Пробираясь по улице вверх, от собора, он заметил углы, меченые гербами. Вот гусыня (набивка перин?), или рыба (ну, это понятно), или подкованная сороконожка – вековая, должно быть, мечта… сапожника? Или схоласта? Не слишком-то полагаясь на семиотическое чутье прохожих, здесь снабдили картинки еще и надписями, из которых следовало, что под драконом ссужали деньги, под цикутой лечили, под перечеркнутой Р стоянка запрещена, а роды принимали вот здесь, под звездою и топором. Миновав последний уютный квартал с гербом в виде кудрявого дерева (с городского вала открывались наивные, круглые, детской рукой нарисованные холмы, откуда кудрявое дерево – не иероглиф, а точный портрет – и угодило в тот герб), он увидел, что этот квартал не последний.

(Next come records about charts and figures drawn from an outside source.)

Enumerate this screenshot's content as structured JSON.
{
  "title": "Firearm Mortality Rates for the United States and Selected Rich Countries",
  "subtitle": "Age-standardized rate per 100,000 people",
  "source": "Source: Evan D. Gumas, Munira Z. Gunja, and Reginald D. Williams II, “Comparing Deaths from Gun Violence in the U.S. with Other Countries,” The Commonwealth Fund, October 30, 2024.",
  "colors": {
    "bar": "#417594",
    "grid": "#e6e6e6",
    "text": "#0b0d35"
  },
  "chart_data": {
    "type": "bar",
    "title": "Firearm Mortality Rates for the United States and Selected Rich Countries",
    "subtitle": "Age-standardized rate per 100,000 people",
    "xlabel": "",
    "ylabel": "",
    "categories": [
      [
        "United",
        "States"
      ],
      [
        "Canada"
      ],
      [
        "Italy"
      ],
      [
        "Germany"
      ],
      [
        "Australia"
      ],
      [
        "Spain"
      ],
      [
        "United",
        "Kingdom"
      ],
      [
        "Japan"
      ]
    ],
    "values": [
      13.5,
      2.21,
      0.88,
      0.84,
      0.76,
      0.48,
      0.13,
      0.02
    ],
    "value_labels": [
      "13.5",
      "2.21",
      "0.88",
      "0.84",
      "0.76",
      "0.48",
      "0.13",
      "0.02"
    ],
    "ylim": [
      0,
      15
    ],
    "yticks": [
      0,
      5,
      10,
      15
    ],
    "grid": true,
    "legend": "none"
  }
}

Почти на песке, на насыпи вала, куда уже не добредали туристы, косо стоял еще один, герб здесь давненько не подновляли, и небольшая проплешина в надписи не позволяла с точностью установить, traditori или же traduttori, а картинка – легкая, полустершаяся змея с раздвоенным языком – идеально шла и тому, и другому.

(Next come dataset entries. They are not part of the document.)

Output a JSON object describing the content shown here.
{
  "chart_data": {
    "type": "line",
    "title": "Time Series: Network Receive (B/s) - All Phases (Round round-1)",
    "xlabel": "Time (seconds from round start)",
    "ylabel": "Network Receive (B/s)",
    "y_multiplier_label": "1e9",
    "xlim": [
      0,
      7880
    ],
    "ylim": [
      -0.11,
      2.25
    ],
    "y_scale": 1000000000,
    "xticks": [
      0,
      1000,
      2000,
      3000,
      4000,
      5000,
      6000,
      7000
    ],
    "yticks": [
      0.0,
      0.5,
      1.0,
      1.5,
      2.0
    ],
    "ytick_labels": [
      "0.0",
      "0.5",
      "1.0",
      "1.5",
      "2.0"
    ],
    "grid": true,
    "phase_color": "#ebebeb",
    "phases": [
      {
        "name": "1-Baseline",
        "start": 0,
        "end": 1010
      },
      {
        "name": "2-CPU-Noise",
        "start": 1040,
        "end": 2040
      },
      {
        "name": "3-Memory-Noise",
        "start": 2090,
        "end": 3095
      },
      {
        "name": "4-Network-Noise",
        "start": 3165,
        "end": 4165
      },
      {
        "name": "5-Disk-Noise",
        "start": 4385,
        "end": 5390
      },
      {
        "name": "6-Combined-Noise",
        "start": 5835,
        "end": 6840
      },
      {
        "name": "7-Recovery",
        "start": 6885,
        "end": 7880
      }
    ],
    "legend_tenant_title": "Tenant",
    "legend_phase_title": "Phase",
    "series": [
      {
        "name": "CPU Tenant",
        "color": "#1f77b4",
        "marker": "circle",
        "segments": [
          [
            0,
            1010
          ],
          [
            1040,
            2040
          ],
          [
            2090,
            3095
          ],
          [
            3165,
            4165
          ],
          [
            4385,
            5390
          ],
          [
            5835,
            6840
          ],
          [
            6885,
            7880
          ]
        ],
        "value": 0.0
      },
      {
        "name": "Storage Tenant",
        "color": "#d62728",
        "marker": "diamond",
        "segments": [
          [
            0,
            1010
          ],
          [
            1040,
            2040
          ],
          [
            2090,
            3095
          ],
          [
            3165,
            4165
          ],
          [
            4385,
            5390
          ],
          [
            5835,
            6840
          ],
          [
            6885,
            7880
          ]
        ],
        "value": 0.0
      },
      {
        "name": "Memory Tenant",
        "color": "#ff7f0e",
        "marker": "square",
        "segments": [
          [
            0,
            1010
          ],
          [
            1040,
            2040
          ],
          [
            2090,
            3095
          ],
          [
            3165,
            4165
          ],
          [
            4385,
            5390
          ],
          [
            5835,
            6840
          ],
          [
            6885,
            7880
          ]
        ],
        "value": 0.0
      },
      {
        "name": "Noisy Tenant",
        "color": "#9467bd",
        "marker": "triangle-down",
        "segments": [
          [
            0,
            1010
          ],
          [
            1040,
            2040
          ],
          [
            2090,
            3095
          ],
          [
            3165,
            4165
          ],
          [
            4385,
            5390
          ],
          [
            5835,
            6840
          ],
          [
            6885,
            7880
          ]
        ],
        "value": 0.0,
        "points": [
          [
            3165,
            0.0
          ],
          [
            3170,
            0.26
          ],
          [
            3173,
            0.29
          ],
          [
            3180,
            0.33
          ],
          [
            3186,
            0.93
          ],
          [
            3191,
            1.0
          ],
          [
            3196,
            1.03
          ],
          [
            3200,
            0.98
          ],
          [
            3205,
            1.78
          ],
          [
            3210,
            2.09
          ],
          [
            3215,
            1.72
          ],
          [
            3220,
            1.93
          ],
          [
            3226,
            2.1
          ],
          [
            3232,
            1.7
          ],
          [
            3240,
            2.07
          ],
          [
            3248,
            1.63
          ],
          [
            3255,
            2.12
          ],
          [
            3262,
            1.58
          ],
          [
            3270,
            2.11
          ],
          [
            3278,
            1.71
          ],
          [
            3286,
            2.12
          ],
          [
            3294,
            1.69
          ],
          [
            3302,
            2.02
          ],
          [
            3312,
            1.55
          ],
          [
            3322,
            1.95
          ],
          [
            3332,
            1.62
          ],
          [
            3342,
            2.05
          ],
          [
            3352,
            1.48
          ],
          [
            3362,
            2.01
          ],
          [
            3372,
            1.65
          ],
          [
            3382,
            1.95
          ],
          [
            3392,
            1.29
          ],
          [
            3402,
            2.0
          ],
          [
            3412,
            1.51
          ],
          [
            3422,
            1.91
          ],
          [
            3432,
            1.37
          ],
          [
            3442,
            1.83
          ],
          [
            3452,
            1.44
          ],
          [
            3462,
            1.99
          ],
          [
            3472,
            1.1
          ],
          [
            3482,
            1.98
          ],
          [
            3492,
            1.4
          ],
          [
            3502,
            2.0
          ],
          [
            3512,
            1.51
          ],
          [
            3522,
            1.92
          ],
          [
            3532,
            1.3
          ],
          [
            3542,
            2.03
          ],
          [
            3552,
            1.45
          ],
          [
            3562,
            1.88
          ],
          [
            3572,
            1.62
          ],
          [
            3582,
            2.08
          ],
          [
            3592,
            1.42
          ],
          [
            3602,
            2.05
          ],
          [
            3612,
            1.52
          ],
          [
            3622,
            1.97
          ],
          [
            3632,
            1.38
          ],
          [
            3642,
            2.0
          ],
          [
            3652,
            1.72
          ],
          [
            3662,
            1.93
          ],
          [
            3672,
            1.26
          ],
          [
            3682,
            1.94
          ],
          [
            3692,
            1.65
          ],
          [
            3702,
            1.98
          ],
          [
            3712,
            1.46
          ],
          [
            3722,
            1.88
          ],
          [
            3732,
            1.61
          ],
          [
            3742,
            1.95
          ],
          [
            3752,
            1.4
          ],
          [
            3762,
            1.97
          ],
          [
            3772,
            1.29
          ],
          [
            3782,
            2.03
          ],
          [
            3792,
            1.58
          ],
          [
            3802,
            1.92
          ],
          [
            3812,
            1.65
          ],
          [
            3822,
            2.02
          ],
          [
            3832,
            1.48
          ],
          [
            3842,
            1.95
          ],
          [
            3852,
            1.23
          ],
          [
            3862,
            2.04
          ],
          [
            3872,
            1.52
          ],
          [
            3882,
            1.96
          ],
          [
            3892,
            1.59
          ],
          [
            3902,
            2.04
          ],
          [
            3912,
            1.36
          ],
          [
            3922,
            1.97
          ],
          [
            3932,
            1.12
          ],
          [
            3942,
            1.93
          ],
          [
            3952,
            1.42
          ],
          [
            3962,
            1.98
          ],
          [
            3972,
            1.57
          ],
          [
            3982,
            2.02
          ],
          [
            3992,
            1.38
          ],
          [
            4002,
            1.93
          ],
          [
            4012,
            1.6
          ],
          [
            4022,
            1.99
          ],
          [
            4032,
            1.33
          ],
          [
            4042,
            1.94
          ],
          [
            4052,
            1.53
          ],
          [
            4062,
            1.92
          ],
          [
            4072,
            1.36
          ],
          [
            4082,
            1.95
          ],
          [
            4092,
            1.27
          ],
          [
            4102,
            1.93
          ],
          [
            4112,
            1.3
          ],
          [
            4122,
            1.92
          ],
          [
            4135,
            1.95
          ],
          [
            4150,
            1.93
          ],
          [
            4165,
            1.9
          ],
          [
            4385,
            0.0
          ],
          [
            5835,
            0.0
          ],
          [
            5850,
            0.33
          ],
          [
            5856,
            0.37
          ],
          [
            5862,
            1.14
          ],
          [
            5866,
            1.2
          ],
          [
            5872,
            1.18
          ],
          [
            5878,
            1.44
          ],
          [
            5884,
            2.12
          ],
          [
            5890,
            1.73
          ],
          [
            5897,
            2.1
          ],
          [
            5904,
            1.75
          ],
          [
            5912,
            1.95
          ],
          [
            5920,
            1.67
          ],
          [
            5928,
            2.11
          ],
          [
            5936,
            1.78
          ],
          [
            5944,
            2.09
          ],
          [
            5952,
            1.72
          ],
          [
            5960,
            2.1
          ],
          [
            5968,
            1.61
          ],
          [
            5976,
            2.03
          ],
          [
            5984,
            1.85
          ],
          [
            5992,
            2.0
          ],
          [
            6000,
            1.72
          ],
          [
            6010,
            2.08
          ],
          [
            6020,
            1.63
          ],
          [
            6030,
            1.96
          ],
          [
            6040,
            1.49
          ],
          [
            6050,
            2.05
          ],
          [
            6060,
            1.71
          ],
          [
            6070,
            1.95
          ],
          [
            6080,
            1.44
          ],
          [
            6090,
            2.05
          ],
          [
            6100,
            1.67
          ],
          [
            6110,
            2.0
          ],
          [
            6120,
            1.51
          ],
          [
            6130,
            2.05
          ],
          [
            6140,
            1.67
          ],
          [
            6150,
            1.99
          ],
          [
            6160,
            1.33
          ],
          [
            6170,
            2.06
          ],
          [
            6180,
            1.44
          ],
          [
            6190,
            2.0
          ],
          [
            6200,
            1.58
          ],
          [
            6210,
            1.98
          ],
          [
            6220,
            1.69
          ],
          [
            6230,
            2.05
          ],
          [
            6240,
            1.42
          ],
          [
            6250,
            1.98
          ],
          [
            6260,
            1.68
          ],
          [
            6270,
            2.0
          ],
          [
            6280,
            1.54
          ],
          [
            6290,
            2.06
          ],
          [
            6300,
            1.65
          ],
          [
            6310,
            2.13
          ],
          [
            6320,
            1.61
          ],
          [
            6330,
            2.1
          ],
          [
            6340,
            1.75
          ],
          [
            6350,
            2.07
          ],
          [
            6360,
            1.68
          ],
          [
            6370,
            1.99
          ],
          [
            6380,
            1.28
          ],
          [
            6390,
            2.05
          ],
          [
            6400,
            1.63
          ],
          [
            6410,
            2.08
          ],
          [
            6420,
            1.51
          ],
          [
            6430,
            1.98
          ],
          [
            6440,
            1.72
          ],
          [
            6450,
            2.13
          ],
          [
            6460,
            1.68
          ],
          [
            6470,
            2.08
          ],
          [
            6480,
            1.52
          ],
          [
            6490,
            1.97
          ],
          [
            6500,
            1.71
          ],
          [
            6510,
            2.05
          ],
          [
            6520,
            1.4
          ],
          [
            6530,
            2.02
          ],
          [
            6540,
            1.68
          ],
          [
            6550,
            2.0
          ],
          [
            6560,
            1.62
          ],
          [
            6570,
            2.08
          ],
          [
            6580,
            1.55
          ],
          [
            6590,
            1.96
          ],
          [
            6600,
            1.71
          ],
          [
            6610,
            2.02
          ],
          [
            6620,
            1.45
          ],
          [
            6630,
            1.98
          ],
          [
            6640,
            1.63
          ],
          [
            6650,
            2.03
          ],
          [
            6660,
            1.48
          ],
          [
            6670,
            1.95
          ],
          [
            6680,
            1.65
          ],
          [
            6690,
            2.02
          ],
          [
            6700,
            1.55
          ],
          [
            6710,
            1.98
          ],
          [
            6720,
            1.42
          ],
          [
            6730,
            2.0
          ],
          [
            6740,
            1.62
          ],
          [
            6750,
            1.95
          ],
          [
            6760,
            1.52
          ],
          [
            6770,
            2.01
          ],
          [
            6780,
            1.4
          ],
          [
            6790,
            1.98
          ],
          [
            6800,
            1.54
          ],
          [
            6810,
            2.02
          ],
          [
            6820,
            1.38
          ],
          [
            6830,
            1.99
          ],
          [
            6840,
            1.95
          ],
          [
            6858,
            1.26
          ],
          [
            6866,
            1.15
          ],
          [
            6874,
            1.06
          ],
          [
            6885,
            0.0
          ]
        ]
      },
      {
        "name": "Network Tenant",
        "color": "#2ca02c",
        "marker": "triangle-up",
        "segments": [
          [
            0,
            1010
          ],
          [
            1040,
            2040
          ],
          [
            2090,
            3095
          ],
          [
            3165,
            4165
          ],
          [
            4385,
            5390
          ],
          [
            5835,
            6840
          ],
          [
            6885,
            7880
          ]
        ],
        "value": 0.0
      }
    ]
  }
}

Он опустился за столик, застеленный клетчатой красной клеенкой и припадавший на ножку, стоявшую ниже по склону. От двери отделился хозяин в неповоротливом фартуке, отогнал от стола стаю мух, протянул картонку меню, сработанную от руки, с ошибками. Кто же все же здесь жил? Понятно, и те, и другие внушали горожанам двойственные чувства. Одни – с растопыренным ртом, с некрасивой привычкой шептать на ухо, другие – полезная функция в эпоху мучительно-длинных осад, по ночам кто еще изнутри откроет город. Остальные с голоду сдохнут в гордыне. Полезная функция, но все равно неприятно. Вот их, двуязыких, двуличных, и держали почти что не в городе, так, на отлете. А хозяин-то, верно, их потомок! – вдруг догадался Муравлеев. Хозяин, лопоча, протирая, подкладывая под ножку салфетки, не хотел понимать, что Муравлеев желает только вина. Муравлеев выговаривал четко, раздельно, хозяин же, прыгая с языка на язык всех возможных варваров и гастарбайтеров, не понимал, почему же только вина, когда столько макаронных изделий, и в отчаянии от тупости заморского гостя перешел на пальцы, хотя Муравлеев говорил целыми периодами, понатужившись даже и с конъюнктивом. Внезапно его еще раз озарило: зачем же держать два змеиных народа, когда хватит и одного? Надпись не стерлась, точно такой же она и была здесь всегда. Жить на стене, выходить на переговоры, озабоченно возвращаться, отмахиваясь от расспросов, как прошло, и садиться листать словарь, чтобы кое-что уточнить к ночи… Он поднял палец и пальцем в меню указал, хрен с тобой, тащи макароны, и хозяин заулыбался, хлопнул его по плечу – вот видишь, а ты усложнял! Сыр растекся по блюдечку манной кашей, покрылся точками пыли, вино нагрелось, как чай. Под ногами бродили голуби с невероятно длинными, тонкими клювами – выковыривать крошки из местной брусчатки. Сдвинув два столика, пили вино старики, и еще один, в летней, в дырочку, шляпе подъехал на велосипеде, спешился, сел, отхлебнул, разговор продолжался:
– Pero il raccolto….
– Е-е-е… mangiare е basta!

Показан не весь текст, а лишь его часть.